(英エコノミスト誌 2025年9月6日号)
Gerd AltmannによるPixabayからの画像
共和党議員は媚びへつらう。裁判所は動きが鈍い。民主党は奮起できるか?
21世紀最初の四半世紀で米国人を束ねた政治思想が1つあるとするなら、それはワンマン支配は間違っているというものだ。
また、連邦政府は動きが緩慢で力不足だという見方には、米国人のほとんどが同意している。
この2つが重なれば、ホワイトハウスの主が一方的に命令を下して米国を統治することは不可能になるはずだ。
ところが、この大統領がやっているのはまさにそれだ。
兵士を送り込み、関税を発動し、中央銀行の支配を要求し、企業の株式を取得し、市民を脅して服従させている。
その効果は絶大だが、人気はない。
ドナルド・トランプ大統領を「支持する」人の割合から「支持しない」人の割合を差し引いた正味の支持率はマイナス14%だ。
これでは、昨年の大統領選挙候補者の討論会で失態を演じた直後のジョー・バイデン氏の値とほとんど変わらず、バイデン氏が強すぎるとは誰も思っていなかった。
これは謎だ。ほとんどの米国人はトランプ氏に不満を抱いている。それなのにトランプ氏は好き放題なことをしているように見える。なぜか。
電光石火のスピードと大統領の言いなりになる共和党
一つの答えはトランプ氏が自分を抑制する鈍重な勢力をはるかに上回るスピードで動いているということだ。
同氏はTikTok(ティックトック)のアルゴリズムのようなもので、見る者の注意を引き、何が起こったかを政敵が理解する前に次のことに移っていく。
連邦最高裁判所は、大統領による今年6月のロサンゼルスへの州兵派遣が合法だったかどうか、まだ検討すらしていない。
最高裁判事が時間をかけて考えている間にも、大統領は同じ策をシカゴでも使うかもしれない。
関税の発動が合法か否かについて最高裁が判断するのは数カ月先になる可能性がある。
大統領は今のところ最高裁の判断には従っているものの、法的手段が1つ封じられたら別の手段を講じようとする。
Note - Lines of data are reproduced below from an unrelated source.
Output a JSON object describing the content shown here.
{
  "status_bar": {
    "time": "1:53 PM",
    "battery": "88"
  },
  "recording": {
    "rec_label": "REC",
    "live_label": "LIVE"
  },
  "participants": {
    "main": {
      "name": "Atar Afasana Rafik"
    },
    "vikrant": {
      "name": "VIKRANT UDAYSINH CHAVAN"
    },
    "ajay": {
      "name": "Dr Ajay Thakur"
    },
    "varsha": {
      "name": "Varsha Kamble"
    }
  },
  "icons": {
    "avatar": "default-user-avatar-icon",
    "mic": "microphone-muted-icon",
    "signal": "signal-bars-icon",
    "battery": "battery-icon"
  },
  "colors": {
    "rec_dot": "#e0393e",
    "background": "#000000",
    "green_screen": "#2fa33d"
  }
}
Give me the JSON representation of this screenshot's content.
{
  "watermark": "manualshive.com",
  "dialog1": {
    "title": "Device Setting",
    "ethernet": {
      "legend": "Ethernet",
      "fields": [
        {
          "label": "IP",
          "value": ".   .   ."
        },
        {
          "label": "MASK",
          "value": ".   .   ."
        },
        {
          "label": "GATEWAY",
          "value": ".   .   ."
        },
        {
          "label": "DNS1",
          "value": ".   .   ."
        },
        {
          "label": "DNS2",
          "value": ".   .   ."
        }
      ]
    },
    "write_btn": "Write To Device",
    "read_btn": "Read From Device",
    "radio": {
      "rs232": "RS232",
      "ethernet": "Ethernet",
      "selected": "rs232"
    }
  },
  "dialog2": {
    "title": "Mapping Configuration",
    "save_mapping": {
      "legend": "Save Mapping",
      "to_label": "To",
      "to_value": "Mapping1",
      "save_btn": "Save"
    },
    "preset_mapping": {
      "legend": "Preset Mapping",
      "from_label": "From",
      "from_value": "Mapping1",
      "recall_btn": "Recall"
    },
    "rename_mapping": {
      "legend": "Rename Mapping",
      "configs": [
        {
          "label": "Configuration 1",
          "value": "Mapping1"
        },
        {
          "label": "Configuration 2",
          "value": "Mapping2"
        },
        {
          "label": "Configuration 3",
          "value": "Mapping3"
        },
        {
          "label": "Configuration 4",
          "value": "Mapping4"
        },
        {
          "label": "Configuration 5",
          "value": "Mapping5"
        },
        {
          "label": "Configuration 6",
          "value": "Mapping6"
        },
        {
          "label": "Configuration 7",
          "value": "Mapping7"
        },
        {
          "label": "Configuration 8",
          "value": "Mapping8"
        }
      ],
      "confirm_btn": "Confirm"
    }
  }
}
そうすれば時計はリセットされる。
もう一つの答えは、共和党が常にトランプ氏に好き放題させるということだ。トランプ氏は共和党をまさに牛耳っており、党内の支持率は90%に近い。
それだけではない。この党の体系的な考えは、たとえ矛盾したことを言っていても、トランプ氏は常に正しいということだ。
政策論争は大統領の言葉の真意をめぐって争う神学論争と化した。
企業や大学、報道機関といった独立機関はトランプ氏に反旗を翻すかもしれない。だが、調整の問題に悩まされる。
この問題は、正すよりも指摘する方がはるかに容易だ。普段競い合っている組織同士が協力しなければならないからだ。
ハーバード大学にとって悪いことは、ライバル校にとっては悪いことではないかもしれない。
また、もしどこかの大手法律事務所がやり玉に挙げられたら、その仕事がライバルの法律事務所に流れる可能性がある。